To train a Unigram tokenizer with the same specifications as T5:
from tokenizers import Tokenizer
from tokenizers.models import Unigram
from tokenizers.trainers import UnigramTrainer
tokenizer = Tokenizer(Unigram())
trainer = UnigramTrainer(
vocab_size=32000, special_tokens=["<pad>", "</s>", "<unk>", "<s>"]
)
tokenizer.train(["wiki_ko.txt"], trainer)
tokenizer.save("unigram_t5_tokenizer.json")
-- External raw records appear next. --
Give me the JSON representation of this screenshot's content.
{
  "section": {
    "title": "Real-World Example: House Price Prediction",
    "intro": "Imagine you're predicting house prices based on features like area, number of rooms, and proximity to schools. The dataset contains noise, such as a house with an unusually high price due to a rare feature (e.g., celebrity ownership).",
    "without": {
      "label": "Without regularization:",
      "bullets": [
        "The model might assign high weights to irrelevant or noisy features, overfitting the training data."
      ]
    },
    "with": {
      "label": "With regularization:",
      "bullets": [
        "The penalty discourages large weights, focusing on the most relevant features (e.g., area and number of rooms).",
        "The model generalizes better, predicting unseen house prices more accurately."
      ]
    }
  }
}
In summary, we have trained three tokenizers using the same specifications as the GPT, BERT, and T5 models. BPE is used in GPT with a vocabulary size of 50,000, WordPiece is used in BERT with a vocabulary size of 30,000, and Unigram is used in T5 with a vocabulary size of 32,000. These tokenizers are all data-driven and provide different ways to handle subword tokenization, which can be beneficial for handling out-of-vocabulary words and improving the performance of the models.